印で封じられてすぐは、息もままならず、崙宝の腕に頼らずに立てない。


「忘れるな、冥紗。
その姿で居続ける事は、命を縮めるという事をな…。」



ッ!?


無表情で低く放たれる言葉に、体が硬直する。


知らなかった…いや、気づかないふりをしていた。


どこかでわかっていたが、認めたくはなかった。


しかし、私は長く生きようなどと思ってはいない。


この命がつきるまで、陛下を護り生きるだけ…。



長く生かせたいのは、聖人の村の人達だ。



「わしらは仲間である冥紗を、早く亡くしたくはないぞ。

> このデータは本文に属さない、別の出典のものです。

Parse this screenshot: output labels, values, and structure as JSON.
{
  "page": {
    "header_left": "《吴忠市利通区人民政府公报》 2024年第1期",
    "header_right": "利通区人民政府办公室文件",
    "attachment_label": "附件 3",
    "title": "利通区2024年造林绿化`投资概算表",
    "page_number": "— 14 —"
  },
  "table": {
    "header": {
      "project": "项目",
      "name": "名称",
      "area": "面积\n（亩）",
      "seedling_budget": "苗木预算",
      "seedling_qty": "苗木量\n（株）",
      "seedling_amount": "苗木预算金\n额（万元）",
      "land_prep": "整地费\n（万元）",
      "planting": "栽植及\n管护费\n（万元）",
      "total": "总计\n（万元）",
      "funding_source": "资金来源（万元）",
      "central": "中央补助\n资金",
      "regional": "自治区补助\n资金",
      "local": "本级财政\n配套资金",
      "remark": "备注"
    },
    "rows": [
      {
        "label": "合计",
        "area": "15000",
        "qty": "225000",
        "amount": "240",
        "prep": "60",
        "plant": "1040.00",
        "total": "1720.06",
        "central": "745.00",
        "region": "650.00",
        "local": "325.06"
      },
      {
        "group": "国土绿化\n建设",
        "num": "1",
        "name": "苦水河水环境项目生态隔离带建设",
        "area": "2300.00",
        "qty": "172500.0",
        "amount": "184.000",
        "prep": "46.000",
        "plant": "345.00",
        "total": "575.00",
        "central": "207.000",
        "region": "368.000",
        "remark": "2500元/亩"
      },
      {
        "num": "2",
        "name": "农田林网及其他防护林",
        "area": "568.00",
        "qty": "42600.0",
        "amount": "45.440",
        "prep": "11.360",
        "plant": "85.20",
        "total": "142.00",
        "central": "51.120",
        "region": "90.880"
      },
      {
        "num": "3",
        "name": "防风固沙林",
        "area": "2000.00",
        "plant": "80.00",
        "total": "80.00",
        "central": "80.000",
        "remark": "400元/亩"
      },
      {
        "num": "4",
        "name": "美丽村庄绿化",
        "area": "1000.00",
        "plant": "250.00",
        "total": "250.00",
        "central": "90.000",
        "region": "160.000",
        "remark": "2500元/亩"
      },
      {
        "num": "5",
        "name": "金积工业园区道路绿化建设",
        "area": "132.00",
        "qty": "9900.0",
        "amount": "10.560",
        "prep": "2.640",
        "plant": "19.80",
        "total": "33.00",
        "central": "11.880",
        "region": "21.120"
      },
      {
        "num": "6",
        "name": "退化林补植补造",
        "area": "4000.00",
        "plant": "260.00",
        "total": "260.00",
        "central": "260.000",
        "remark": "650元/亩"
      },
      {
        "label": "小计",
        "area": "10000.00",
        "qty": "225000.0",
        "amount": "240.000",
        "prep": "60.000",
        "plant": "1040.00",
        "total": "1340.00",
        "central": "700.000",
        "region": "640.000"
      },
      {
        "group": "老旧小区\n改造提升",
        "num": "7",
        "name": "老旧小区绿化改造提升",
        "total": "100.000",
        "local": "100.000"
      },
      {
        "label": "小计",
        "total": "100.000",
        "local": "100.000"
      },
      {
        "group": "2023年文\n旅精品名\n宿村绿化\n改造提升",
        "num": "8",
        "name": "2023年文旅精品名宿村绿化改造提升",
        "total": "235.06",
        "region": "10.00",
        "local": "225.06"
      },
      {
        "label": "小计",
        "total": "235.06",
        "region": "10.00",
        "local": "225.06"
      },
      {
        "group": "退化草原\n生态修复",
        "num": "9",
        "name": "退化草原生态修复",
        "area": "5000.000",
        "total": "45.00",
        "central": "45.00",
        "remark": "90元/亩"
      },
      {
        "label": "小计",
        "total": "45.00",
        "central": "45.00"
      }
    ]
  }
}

」


俚督はそばに来てそう言うと、崙宝の腕に倒れこむ私を支え起こす。


俚督…。


わかっている。



偉罨様に俚督…そして崙宝


聖人達は私が七神であるから生かせたい訳じゃない。


仲間であるから、私を亡くしたくないと思っている事を…。



2人の顔を交互に見つめ、笑顔で頷く。


相変わらず崙宝は無表情だが、小さく頷き、俚督は笑顔を返す。


「さて、偉罨様も戸惑っている事だろう。
そろそろ表に戻り手合わせを演じよう。」


俚督の言葉に、崙宝は瞼を伏せた。